Lilian Philippe , janvier 2021

LP - Sauvage est d’abord une série de peintures, d’où cette série vient-elle ?

Valfret - Ces CRS sont arrivés tout doucement comme motif dans mes dessins, la première image était liée à la coupe du monde 2014 au Brésil. Une série est arrivée naturellement parce que je bloquais, depuis la crise grecque, sur les émeutes incroyables qu’il y avait à l’époque en Europe, qu’on voyait à travers les réseaux sociaux. Je me demandais ce qui se passait, pourquoi le budget des forces antiémeutes augmentait partout en Europe, c’était révoltant. Or dans ma pratique du dessin, j’incorporais beaucoup d’éléments qui faisaient partie de mes obsessions, même primaires. Quand j’arrêtais de fumer, j’ai commencé à peindre des cigarettes par exemple. 

La figure du CRS est drôle parce que c’est un personnage qui peut être tout le monde. Puisqu’il a un costume, on n’a pas à le dessiner ou à savoir s’il est blond, s’il est brun. Il a quelque chose d’universel.

 

LP - Tu en as fait une exposition, une partie a aussi été publiée dans L’Armée noire n°2. Comment cette série s’est-elle prolongée jusqu’à ce livre ?

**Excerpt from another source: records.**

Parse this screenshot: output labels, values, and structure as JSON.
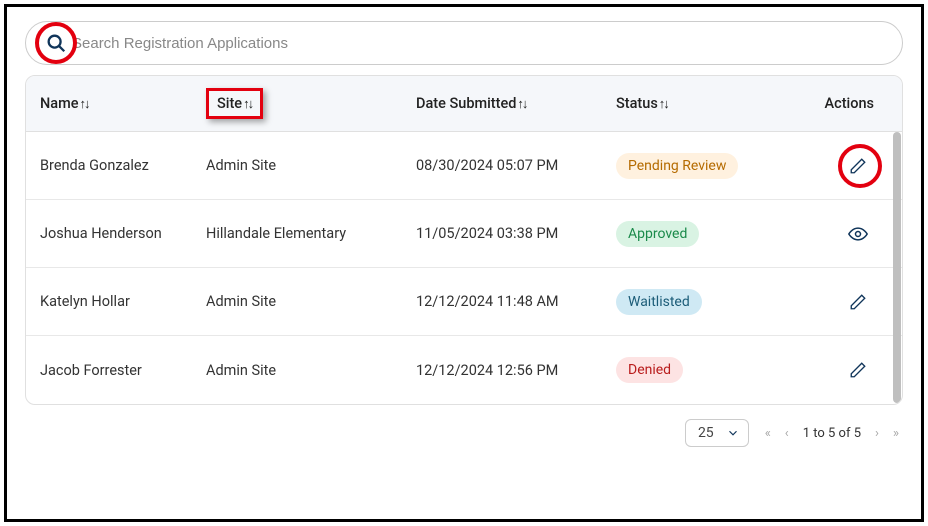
{
  "search": {
    "placeholder": "Search Registration Applications"
  },
  "columns": {
    "name": "Name",
    "site": "Site",
    "date": "Date Submitted",
    "status": "Status",
    "actions": "Actions"
  },
  "rows": [
    {
      "name": "Brenda Gonzalez",
      "site": "Admin Site",
      "date": "08/30/2024 05:07 PM",
      "status_label": "Pending Review",
      "status_class": "status-pending",
      "action": "edit",
      "highlight": true
    },
    {
      "name": "Joshua Henderson",
      "site": "Hillandale Elementary",
      "date": "11/05/2024 03:38 PM",
      "status_label": "Approved",
      "status_class": "status-approved",
      "action": "view",
      "highlight": false
    },
    {
      "name": "Katelyn Hollar",
      "site": "Admin Site",
      "date": "12/12/2024 11:48 AM",
      "status_label": "Waitlisted",
      "status_class": "status-waitlisted",
      "action": "edit",
      "highlight": false
    },
    {
      "name": "Jacob Forrester",
      "site": "Admin Site",
      "date": "12/12/2024 12:56 PM",
      "status_label": "Denied",
      "status_class": "status-denied",
      "action": "edit",
      "highlight": false
    }
  ],
  "pager": {
    "page_size": "25",
    "text": "1 to 5 of 5"
  }
}
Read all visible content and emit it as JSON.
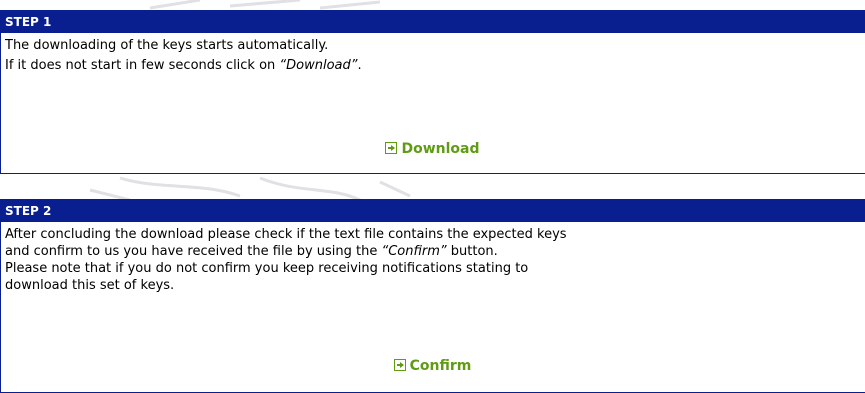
{
  "step1": {
    "header": "STEP 1",
    "lines": [
      "The downloading of the keys starts automatically."
    ],
    "line2_prefix": "If it does not start in few seconds click on ",
    "line2_emph": "“Download”",
    "line2_suffix": ".",
    "action_label": "Download"
  },
  "step2": {
    "header": "STEP 2",
    "line1": "After concluding the download please check if the text file contains the expected keys",
    "line2_prefix": "and confirm to us you have received the file by using the ",
    "line2_emph": "“Confirm”",
    "line2_suffix": " button.",
    "line3": "Please note that if you do not confirm you keep receiving notifications stating to",
    "line4": "download this set of keys.",
    "action_label": "Confirm"
  },
  "colors": {
    "header_bg": "#0a1f8f",
    "action_green": "#5f9c14"
  }
}
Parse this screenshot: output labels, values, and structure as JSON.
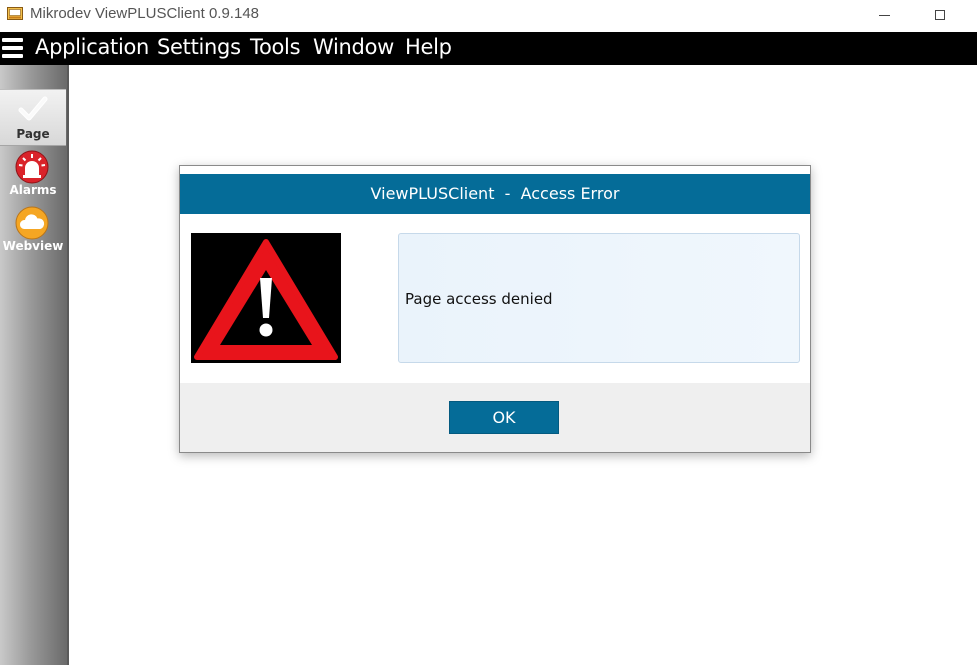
{
  "window": {
    "title": "Mikrodev ViewPLUSClient 0.9.148",
    "app_icon": "app-window-icon",
    "controls": [
      "minimize-icon",
      "maximize-icon"
    ]
  },
  "menubar": {
    "menu_icon": "hamburger-menu-icon",
    "items": [
      "Application",
      "Settings",
      "Tools",
      "Window",
      "Help"
    ]
  },
  "sidebar": {
    "items": [
      {
        "label": "Page",
        "icon": "checkmark-icon",
        "selected": true
      },
      {
        "label": "Alarms",
        "icon": "alarm-siren-icon",
        "selected": false
      },
      {
        "label": "Webview",
        "icon": "cloud-icon",
        "selected": false
      }
    ]
  },
  "dialog": {
    "title": "ViewPLUSClient  -  Access Error",
    "icon": "warning-triangle-icon",
    "message": "Page access denied",
    "ok_label": "OK"
  },
  "colors": {
    "header_blue": "#056c98",
    "menubar": "#000000",
    "warning_red": "#e8141b",
    "alarm_red": "#d9232a",
    "webview_orange": "#f5a623"
  }
}
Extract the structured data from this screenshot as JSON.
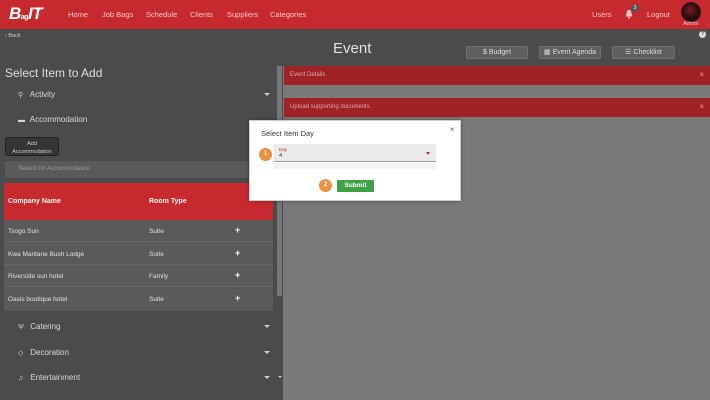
{
  "nav": {
    "logo_main": "B",
    "logo_sub": "ag",
    "logo_tail": "IT",
    "links": [
      "Home",
      "Job Bags",
      "Schedule",
      "Clients",
      "Suppliers",
      "Categories"
    ],
    "users": "Users",
    "notification_count": "3",
    "logout": "Logout",
    "admin": "Admin"
  },
  "header": {
    "back": "Back",
    "help": "?",
    "title": "Event",
    "buttons": {
      "budget": "Budget",
      "agenda": "Event Agenda",
      "checklist": "Checklist"
    }
  },
  "left": {
    "title": "Select Item to Add",
    "categories": {
      "activity": "Activity",
      "accommodation": "Accommodation",
      "catering": "Catering",
      "decoration": "Decoration",
      "entertainment": "Entertainment"
    },
    "add_button": {
      "line1": "Add",
      "line2": "Accommodation"
    },
    "search_placeholder": "Search for Accommodation",
    "table": {
      "headers": [
        "Company Name",
        "Room Type"
      ],
      "rows": [
        {
          "name": "Tsogo Sun",
          "type": "Suite",
          "action": "+"
        },
        {
          "name": "Kwa Maritane Bush Lodge",
          "type": "Suite",
          "action": "+"
        },
        {
          "name": "Riverside sun hotel",
          "type": "Family",
          "action": "+"
        },
        {
          "name": "Oasis boutique hotel",
          "type": "Suite",
          "action": "+"
        }
      ]
    }
  },
  "right": {
    "accordions": [
      {
        "label": "Event Details",
        "close": "×"
      },
      {
        "label": "Upload supporting documents",
        "close": "×"
      }
    ]
  },
  "modal": {
    "title": "Select Item Day",
    "close": "×",
    "step1": "1",
    "step2": "2",
    "day_label": "Day",
    "day_value": "4",
    "submit": "Submit"
  },
  "colors": {
    "brand": "#c62a2e",
    "submit": "#3fa043",
    "step": "#e6923e"
  }
}
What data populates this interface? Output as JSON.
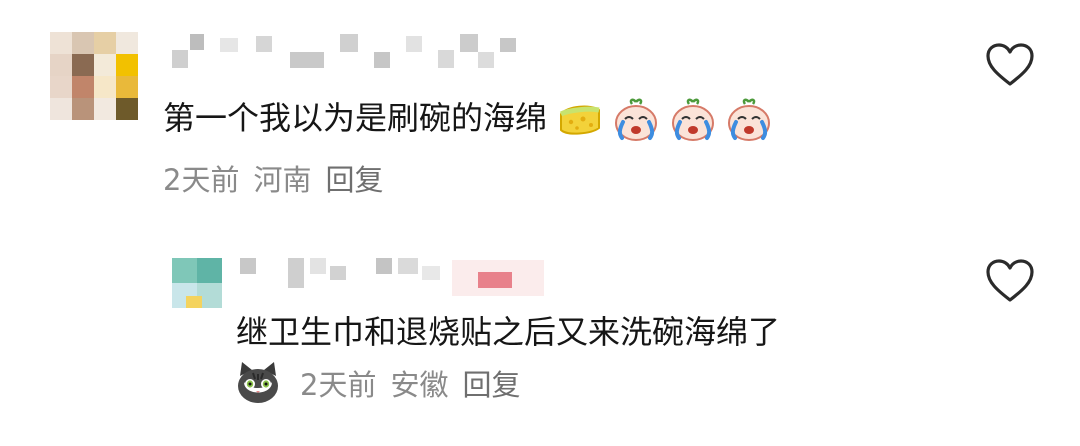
{
  "comments": [
    {
      "text": "第一个我以为是刷碗的海绵",
      "emojis": [
        "sponge-emoji",
        "crying-face-emoji",
        "crying-face-emoji",
        "crying-face-emoji"
      ],
      "time": "2天前",
      "location": "河南",
      "reply_label": "回复"
    },
    {
      "text": "继卫生巾和退烧贴之后又来洗碗海绵了",
      "time": "2天前",
      "location": "安徽",
      "reply_label": "回复"
    }
  ],
  "icons": {
    "like": "heart-outline-icon",
    "commenter_badge": "cat-face-icon"
  },
  "colors": {
    "meta_text": "#8a8a8a",
    "heart_stroke": "#2b2b2b"
  }
}
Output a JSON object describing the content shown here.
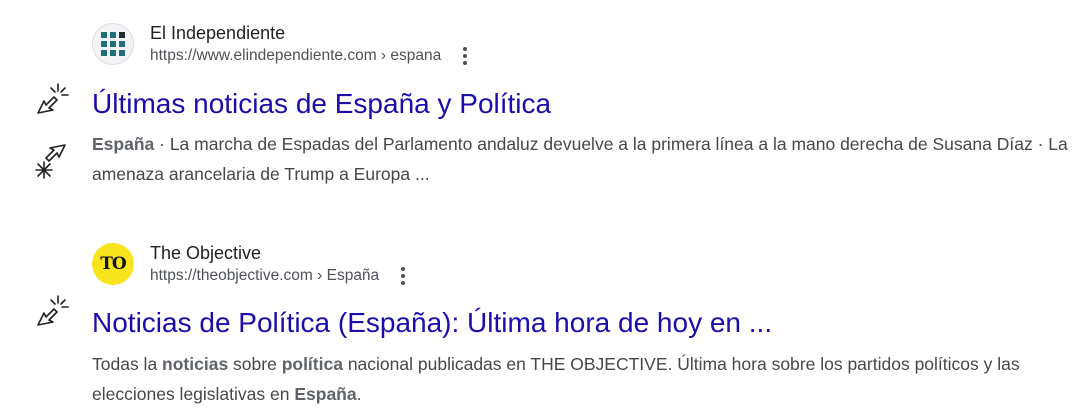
{
  "results": [
    {
      "site_name": "El Independiente",
      "url_text": "https://www.elindependiente.com › espana",
      "title": "Últimas noticias de España y Política",
      "snippet": {
        "bold_lead": "España",
        "sep": " · ",
        "text": "La marcha de Espadas del Parlamento andaluz devuelve a la primera línea a la mano derecha de Susana Díaz · La amenaza arancelaria de Trump a Europa ..."
      }
    },
    {
      "site_name": "The Objective",
      "favicon_text": "TO",
      "url_text": "https://theobjective.com › España",
      "title": "Noticias de Política (España): Última hora de hoy en ...",
      "snippet": {
        "t1": "Todas la ",
        "b1": "noticias",
        "t2": " sobre ",
        "b2": "política",
        "t3": " nacional publicadas en THE OBJECTIVE. Última hora sobre los partidos políticos y las elecciones legislativas en ",
        "b3": "España",
        "t4": "."
      }
    }
  ],
  "colors": {
    "title_link": "#1a0dab",
    "site_name": "#202124",
    "url": "#4d5156",
    "snippet": "#474747",
    "favicon_to_bg": "#f7e41a",
    "favicon_grid": "#1f6e7a"
  },
  "icons": {
    "favicon_1": "grid-logo-icon",
    "kebab": "more-vert-icon",
    "cursor": "click-cursor-icon"
  }
}
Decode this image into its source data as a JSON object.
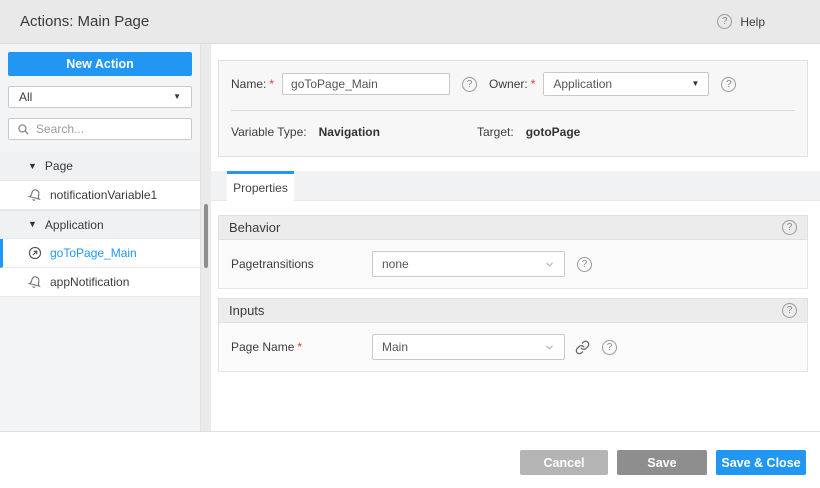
{
  "header": {
    "title": "Actions: Main Page",
    "help_label": "Help"
  },
  "sidebar": {
    "new_action_label": "New Action",
    "filter_value": "All",
    "search_placeholder": "Search...",
    "tree": [
      {
        "type": "group",
        "label": "Page"
      },
      {
        "type": "item",
        "label": "notificationVariable1",
        "icon": "bell-icon",
        "selected": false
      },
      {
        "type": "group",
        "label": "Application"
      },
      {
        "type": "item",
        "label": "goToPage_Main",
        "icon": "goto-page-icon",
        "selected": true
      },
      {
        "type": "item",
        "label": "appNotification",
        "icon": "bell-icon",
        "selected": false
      }
    ]
  },
  "form": {
    "name_label": "Name:",
    "required_marker": "*",
    "name_value": "goToPage_Main",
    "owner_label": "Owner:",
    "owner_value": "Application",
    "variable_type_label": "Variable Type:",
    "variable_type_value": "Navigation",
    "target_label": "Target:",
    "target_value": "gotoPage"
  },
  "tabs": [
    {
      "label": "Properties",
      "active": true
    }
  ],
  "sections": {
    "behavior": {
      "title": "Behavior",
      "field": {
        "label": "Pagetransitions",
        "value": "none"
      }
    },
    "inputs": {
      "title": "Inputs",
      "field": {
        "label": "Page Name",
        "required": "*",
        "value": "Main"
      }
    }
  },
  "footer": {
    "cancel_label": "Cancel",
    "save_label": "Save",
    "save_close_label": "Save & Close"
  },
  "colors": {
    "accent": "#2196f3",
    "titlebar_bg": "#e9e9e9",
    "sidebar_bg": "#f3f4f5",
    "section_header_bg": "#ececec",
    "button_gray_light": "#b4b4b4",
    "button_gray_dark": "#8e8e8e",
    "required_red": "#e53935",
    "selected_text": "#2196f3"
  }
}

V - Faucompré, qui avait suivi cette série, m’a proposé de participer à L’Armée noire. Quelques dessins aussi ont paru dans Nicole n°2. Cette série s’est étoffée petit à petit, j’en ai vendu une partie. Quand j’ai voulu rassembler une série complète, j’en ai refait, mais sans savoir à quoi elle était censée ressembler. J’ai envoyé un premier ensemble à Thierry, qui l’a trouvé intéressant mais trop bordélique. On l’a réorganisé, on a fait un chemin de fer et j’ai fait de nouveaux dessins. Ça a duré au moins deux ans et demi, par moments j’ai laissé tomber. J’avais d’autres préoccupations, je voulais arrêter de faire des bouquins, de la BD… Puis j’ai trouvé ça dommage donc j’ai encore fait de nouveaux dessins. On s’est mis d’accord sur une trame et ça s’est consolidé. Mais il n’y avait pas de projet de livre au moment de L’Armée noire.

 

LP - Est-ce qu’une exposition est prévue pour Sauvage ?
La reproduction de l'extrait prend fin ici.